Ist nicht wirklich nostalgisch, für mich aber irgendwie schon, weil ich keine mehr lese. Ich glaube, jeder hatte mal diese Phasen - Jungs lasen gerne Western oder Perry Rhodan, Mädchen gerne Liebesromane. Und heute wundern wir uns, wo die Grafen alle hin sind, denn die gab es in den Romanwelten des Bastei- und Kelter-Verlages ja zuhauf. Als ich so 13, 14 war, las ich zwar auch schon die Bravo, trotzdem ging nichts über einen schnulzigen Silvia-Roman. Da ging einiges an Taschengeld drauf - bis ich irgendwann mit 16, 17 erkannte, dass es keine Grafen mehr gibt - zumindest nicht in meiner richtigen Welt und alles auf dem Flohmarkt verhökerte bzw. verhökern ließ.

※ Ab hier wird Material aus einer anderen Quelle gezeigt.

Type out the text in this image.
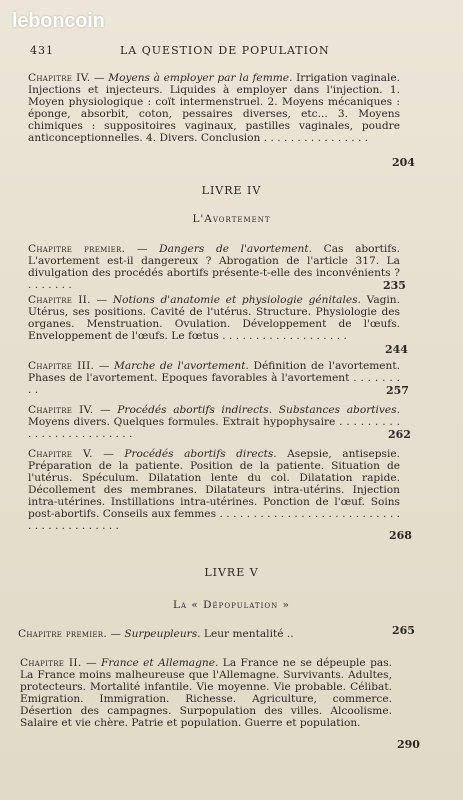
leboncoin
431	LA QUESTION DE POPULATION
Chapitre IV. — Moyens à employer par la femme. Irrigation vaginale. Injections et injecteurs. Liquides à employer dans l'injection. 1. Moyen physiologique : coït intermenstruel. 2. Moyens mécaniques : éponge, absorbit, coton, pessaires diverses, etc... 3. Moyens chimiques : suppositoires vaginaux, pastilles vaginales, poudre anticonceptionnelles. 4. Divers. Conclusion . . . . . . . . . . . . . . . .
204
LIVRE IV
L'Avortement
Chapitre premier. — Dangers de l'avortement. Cas abortifs. L'avortement est-il dangereux ? Abrogation de l'article 317. La divulgation des procédés abortifs présente-t-elle des inconvénients ? . . . . . . .	235
Chapitre II. — Notions d'anatomie et physiologie génitales. Vagin. Utérus, ses positions. Cavité de l'utérus. Structure. Physiologie des organes. Menstruation. Ovulation. Développement de l'œufs. Enveloppement de l'œufs. Le fœtus . . . . . . . . . . . . . . . . . . .
244
Chapitre III. — Marche de l'avortement. Définition de l'avortement. Phases de l'avortement. Epoques favorables à l'avortement . . . . . . . . .	257
Chapitre IV. — Procédés abortifs indirects. Substances abortives. Moyens divers. Quelques formules. Extrait hypophysaire . . . . . . . . . . . . . . . . . . . . . . . . .	262
Chapitre V. — Procédés abortifs directs. Asepsie, antisepsie. Préparation de la patiente. Position de la patiente. Situation de l'utérus. Spéculum. Dilatation lente du col. Dilatation rapide. Décollement des membranes. Dilatateurs intra-utérins. Injection intra-utérines. Instillations intra-utérines. Ponction de l'œuf. Soins post-abortifs. Conseils aux femmes . . . . . . . . . . . . . . . . . . . . . . . . . . . . . . . . . . . . . . . . .
268
LIVRE V
La « Dépopulation »
Chapitre premier. — Surpeupleurs. Leur mentalité ..	265
Chapitre II. — France et Allemagne. La France ne se dépeuple pas. La France moins malheureuse que l'Allemagne. Survivants. Adultes, protecteurs. Mortalité infantile. Vie moyenne. Vie probable. Célibat. Emigration. Immigration. Richesse. Agriculture, commerce. Désertion des campagnes. Surpopulation des villes. Alcoolisme. Salaire et vie chère. Patrie et population. Guerre et population.
290
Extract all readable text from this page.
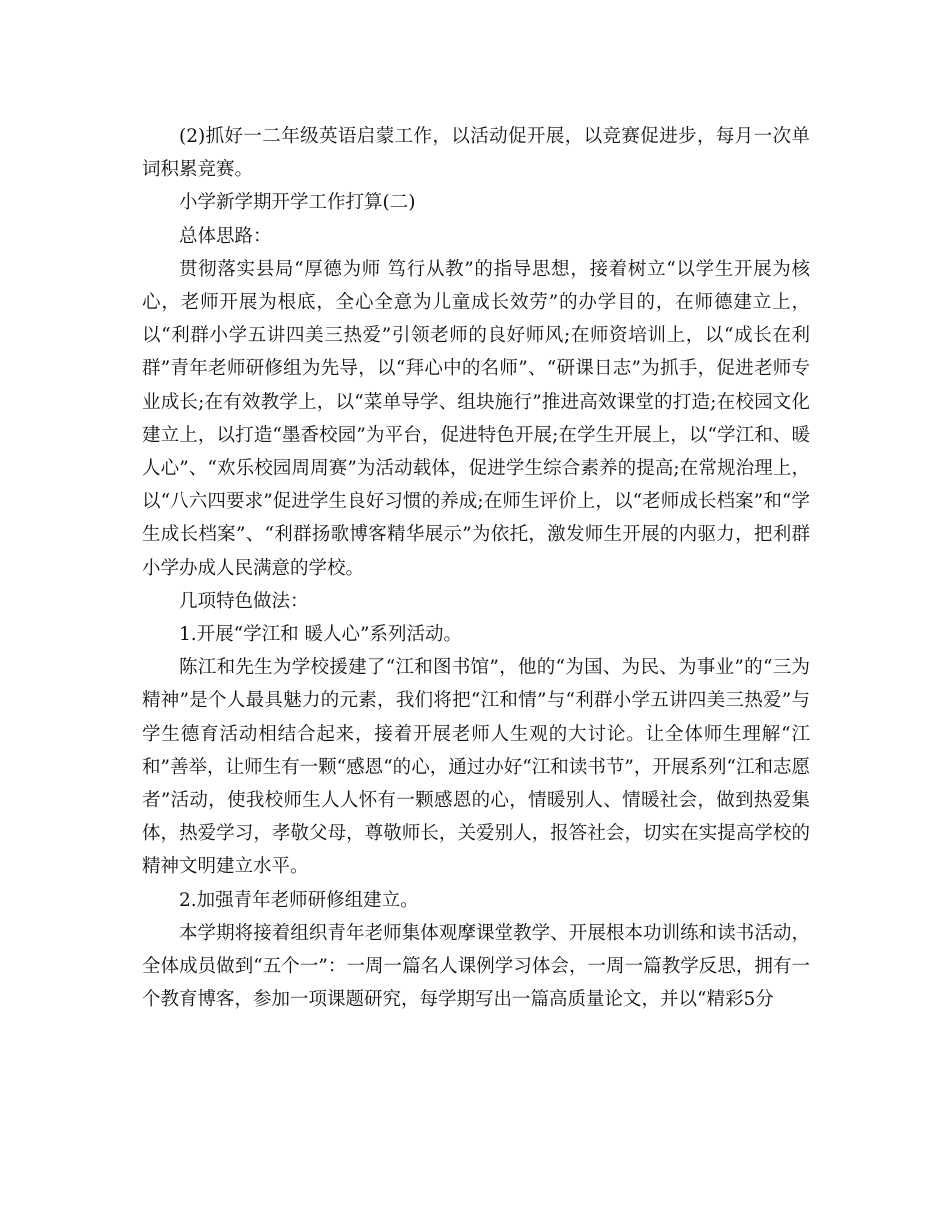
(2)抓好一二年级英语启蒙工作，以活动促开展，以竞赛促进步，每月一次单词积累竞赛。

小学新学期开学工作打算(二)

总体思路：

贯彻落实县局“厚德为师 笃行从教”的指导思想，接着树立“以学生开展为核心，老师开展为根底，全心全意为儿童成长效劳”的办学目的，在师德建立上，以“利群小学五讲四美三热爱”引领老师的良好师风;在师资培训上，以“成长在利群”青年老师研修组为先导，以“拜心中的名师”、“研课日志”为抓手，促进老师专业成长;在有效教学上，以“菜单导学、组块施行”推进高效课堂的打造;在校园文化建立上，以打造“墨香校园”为平台，促进特色开展;在学生开展上，以“学江和、暖人心”、“欢乐校园周周赛”为活动载体，促进学生综合素养的提高;在常规治理上，以“八六四要求”促进学生良好习惯的养成;在师生评价上，以“老师成长档案”和“学生成长档案”、“利群扬歌博客精华展示”为依托，激发师生开展的内驱力，把利群小学办成人民满意的学校。

几项特色做法：

1.开展“学江和 暖人心”系列活动。

陈江和先生为学校援建了“江和图书馆”，他的“为国、为民、为事业”的“三为精神”是个人最具魅力的元素，我们将把“江和情”与“利群小学五讲四美三热爱”与学生德育活动相结合起来，接着开展老师人生观的大讨论。让全体师生理解“江和”善举，让师生有一颗“感恩“的心，通过办好“江和读书节”，开展系列“江和志愿者”活动，使我校师生人人怀有一颗感恩的心，情暖别人、情暖社会，做到热爱集体，热爱学习，孝敬父母，尊敬师长，关爱别人，报答社会，切实在实提高学校的精神文明建立水平。

2.加强青年老师研修组建立。

本学期将接着组织青年老师集体观摩课堂教学、开展根本功训练和读书活动，全体成员做到“五个一”：一周一篇名人课例学习体会，一周一篇教学反思，拥有一个教育博客，参加一项课题研究，每学期写出一篇高质量论文，并以“精彩5分
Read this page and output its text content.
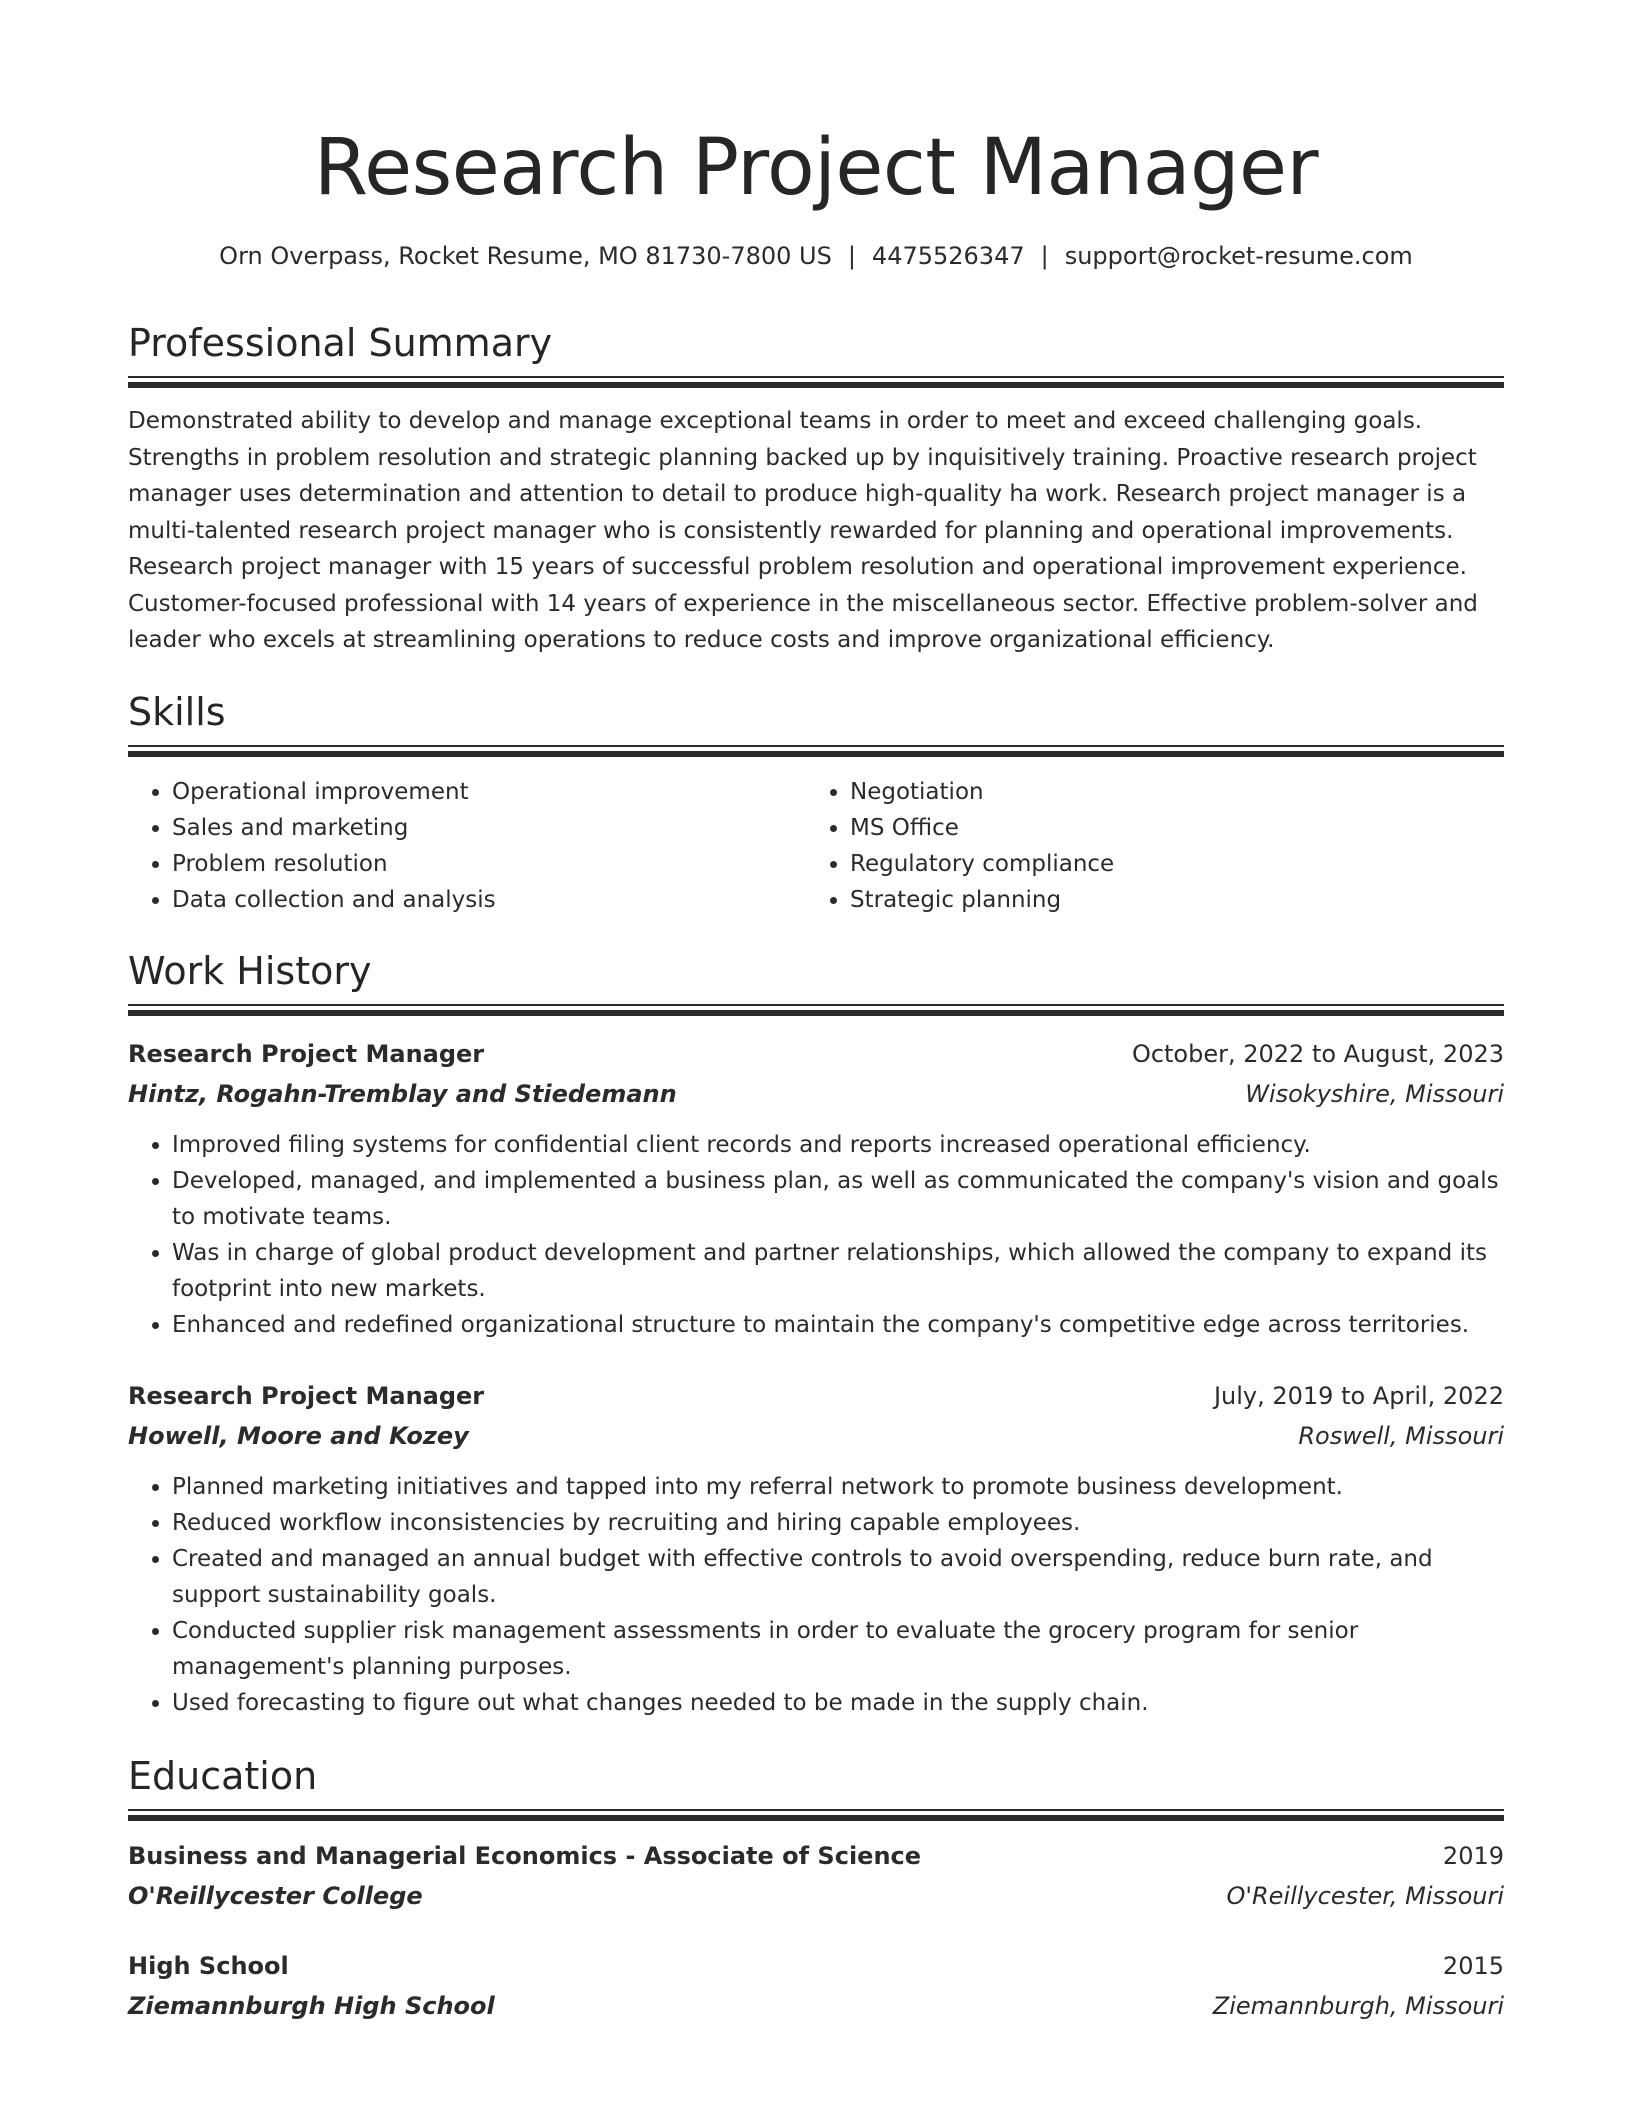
Research Project Manager
Orn Overpass, Rocket Resume, MO 81730-7800 US | 4475526347 | support@rocket-resume.com
Professional Summary
Demonstrated ability to develop and manage exceptional teams in order to meet and exceed challenging goals.
Strengths in problem resolution and strategic planning backed up by inquisitively training. Proactive research project
manager uses determination and attention to detail to produce high-quality ha work. Research project manager is a
multi-talented research project manager who is consistently rewarded for planning and operational improvements.
Research project manager with 15 years of successful problem resolution and operational improvement experience.
Customer-focused professional with 14 years of experience in the miscellaneous sector. Effective problem-solver and
leader who excels at streamlining operations to reduce costs and improve organizational efficiency.
Skills
• Operational improvement
• Sales and marketing
• Problem resolution
• Data collection and analysis
• Negotiation
• MS Office
• Regulatory compliance
• Strategic planning
Work History
Research Project Manager	October, 2022 to August, 2023
Hintz, Rogahn-Tremblay and Stiedemann	Wisokyshire, Missouri
• Improved filing systems for confidential client records and reports increased operational efficiency.
• Developed, managed, and implemented a business plan, as well as communicated the company's vision and goals to motivate teams.
• Was in charge of global product development and partner relationships, which allowed the company to expand its footprint into new markets.
• Enhanced and redefined organizational structure to maintain the company's competitive edge across territories.
Research Project Manager	July, 2019 to April, 2022
Howell, Moore and Kozey	Roswell, Missouri
• Planned marketing initiatives and tapped into my referral network to promote business development.
• Reduced workflow inconsistencies by recruiting and hiring capable employees.
• Created and managed an annual budget with effective controls to avoid overspending, reduce burn rate, and support sustainability goals.
• Conducted supplier risk management assessments in order to evaluate the grocery program for senior management's planning purposes.
• Used forecasting to figure out what changes needed to be made in the supply chain.
Education
Business and Managerial Economics - Associate of Science	2019
O'Reillycester College	O'Reillycester, Missouri
High School	2015
Ziemannburgh High School	Ziemannburgh, Missouri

Aber es gab noch eine Heftroman-Serie, die ich gerne las: Jerry Cotton! Meine Freundin Gertrud, die in eine andere Klasse ging als ich, mußte einmal einen Beitrag vom englischen ins deutsche übersetzen. Ich erinnere mich, wie sehr ich lachte, als ich die Überschrift las: "Jerry Cotton. (Jeremias Baumwolle)". Na ja, korrekt übersetzt war es ja. Durch Jerry Cotton stellte ich mir New York vor - es ist ganz anders, als ich damals dachte. Als ich später mal einen Jerry-Cotton-Film mit George Nader und Heinz Weiss sah, wußte ich auch, dass ich mir die beiden Helden ganz anders vorgestellt hatte. Eine Pistole war für mich immer eine 38er Smith and Wesson. ;-)
Gerade habe ich einen Beitrag in den tvforen gelesen, wo dies ein Thema war, und ich mußte an meine frühe Jerry-Cotton-Leidenschaft denken, die jedoch relativ früh verflog. Hat jemand von Euch die Romane gesammelt?
Mein Vater hat gern "Jerry-Cotton-Romane" gelesen, zumal wir (also meine Eltern) ab 1968 an der Quelle saßen mit einem eigenen Zeitungs- und Tabakwarenladen. Ich kann mich erinnern, mal einen "Jerry Cotton" gelesen zu haben, in dem es um die Geiselnahme einer Ehefrau mit Kind ging. Zu dem Zeitpunkt konnte ich noch kein Englisch und amüsierte mich ein bißchen über den Namen "Phil", den ich als Pill las. Die Filme habe ich so gut wie gar nicht gesehen, nur neulich habe ich mal im Rahmen der ARD-Jerry-Cotton-Filmreihe einen Teil von "Der Tod im roten Jaguar" gesehen. Die Außenaufnahmen dazu fanden hauptsächlich in Berlin statt und ich habe einiges wieder erkannt.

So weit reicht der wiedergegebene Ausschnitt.